Словно прочитав его мысли, дама прекратила стонать, лихорадочная тряска тоже прошла. Глаза ее широко распахнулись, бессмысленно оглядели предмет, зажатый в руках, снова закрылись, а лицо исказила короткая судорога… Федору даже показалось, что Аврора сама устала от собственного представления, потому что некоторое время она просто спокойно сидела, запрокинув голову и откинувшись на спинку стула.
Серж попытался повторить вопрос. Все молча ждали. В темноте что-то громыхнуло. Дама не реагировала.
– Ро, с тобой все в порядке? – спросил Потапов.
– Вероятно, госпожа Рошаль утомилась и решила вздремнуть? – с иронией отметил Шерышев.
Из коридора донеслись шаги.
– Барин, кофий готов.

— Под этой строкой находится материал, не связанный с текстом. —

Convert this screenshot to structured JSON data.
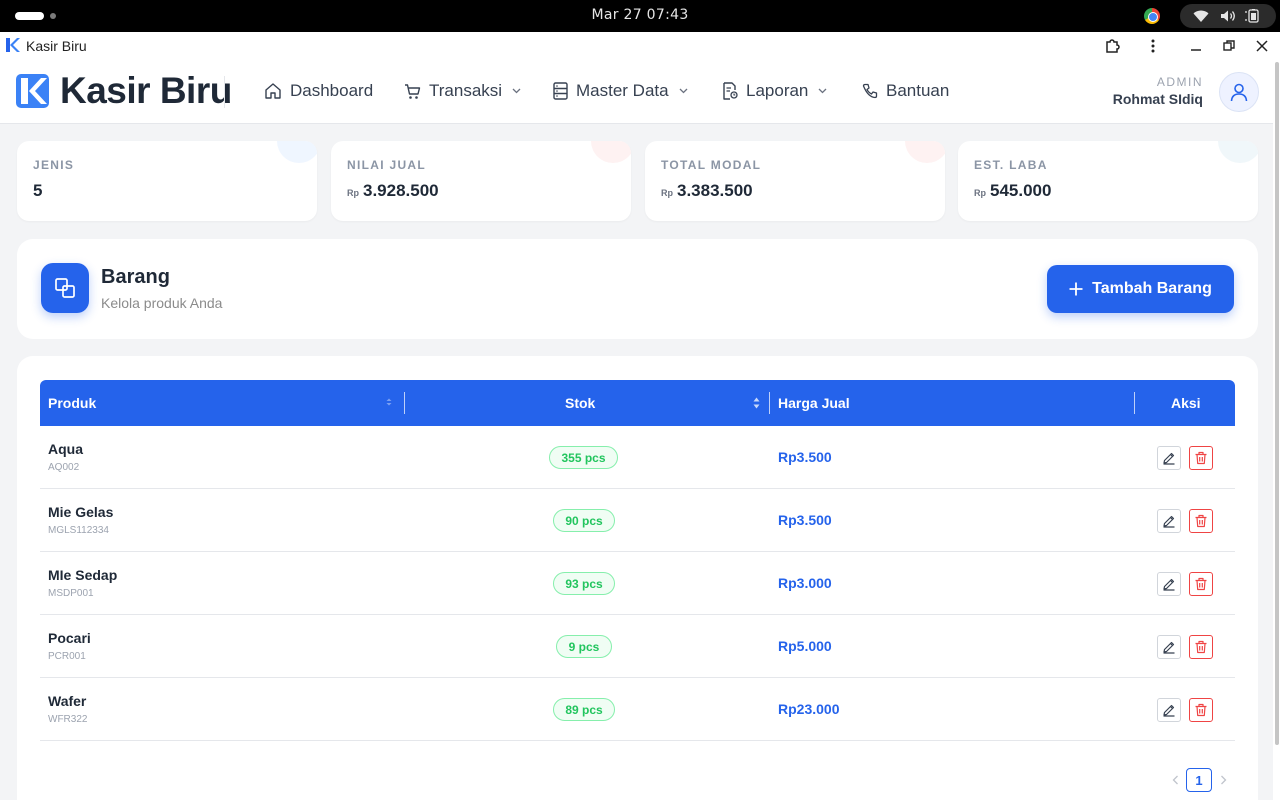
{
  "os": {
    "clock": "Mar 27  07:43"
  },
  "window": {
    "title": "Kasir Biru"
  },
  "nav": {
    "brand": "Kasir Biru",
    "items": [
      {
        "label": "Dashboard",
        "icon": "home-icon"
      },
      {
        "label": "Transaksi",
        "icon": "cart-icon",
        "dropdown": true
      },
      {
        "label": "Master Data",
        "icon": "database-icon",
        "dropdown": true
      },
      {
        "label": "Laporan",
        "icon": "report-icon",
        "dropdown": true
      },
      {
        "label": "Bantuan",
        "icon": "phone-icon"
      }
    ],
    "user": {
      "role": "ADMIN",
      "name": "Rohmat SIdiq"
    }
  },
  "stats": [
    {
      "label": "JENIS",
      "currency": "",
      "value": "5",
      "deco_color": "#eff6ff"
    },
    {
      "label": "NILAI JUAL",
      "currency": "Rp",
      "value": "3.928.500",
      "deco_color": "#fef2f2"
    },
    {
      "label": "TOTAL MODAL",
      "currency": "Rp",
      "value": "3.383.500",
      "deco_color": "#fef2f2"
    },
    {
      "label": "EST. LABA",
      "currency": "Rp",
      "value": "545.000",
      "deco_color": "#f0f7fa"
    }
  ],
  "header": {
    "title": "Barang",
    "subtitle": "Kelola produk Anda",
    "add_button": "Tambah Barang"
  },
  "table": {
    "columns": {
      "produk": "Produk",
      "stok": "Stok",
      "harga": "Harga Jual",
      "aksi": "Aksi"
    },
    "rows": [
      {
        "name": "Aqua",
        "code": "AQ002",
        "stock": "355 pcs",
        "price": "Rp3.500"
      },
      {
        "name": "Mie Gelas",
        "code": "MGLS112334",
        "stock": "90 pcs",
        "price": "Rp3.500"
      },
      {
        "name": "MIe Sedap",
        "code": "MSDP001",
        "stock": "93 pcs",
        "price": "Rp3.000"
      },
      {
        "name": "Pocari",
        "code": "PCR001",
        "stock": "9 pcs",
        "price": "Rp5.000"
      },
      {
        "name": "Wafer",
        "code": "WFR322",
        "stock": "89 pcs",
        "price": "Rp23.000"
      }
    ]
  },
  "pagination": {
    "current": "1"
  },
  "colors": {
    "primary": "#2563eb",
    "danger": "#ef4444",
    "success": "#22c55e"
  }
}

Нести? – в чуть приоткрытую дверь столовой донесся робкий голос Шуры.
Яркий луч света, проникший в узкую щель, заиграл бликами на поверхности большой темной лужи, растекшейся на полу, у ног дамы-спирита.
– Ой, что это?.. – заметив лужу, начал было Бирюков, но, сообразив, что произошло нечто совершенно невообразимое, смутился и тотчас замолчал.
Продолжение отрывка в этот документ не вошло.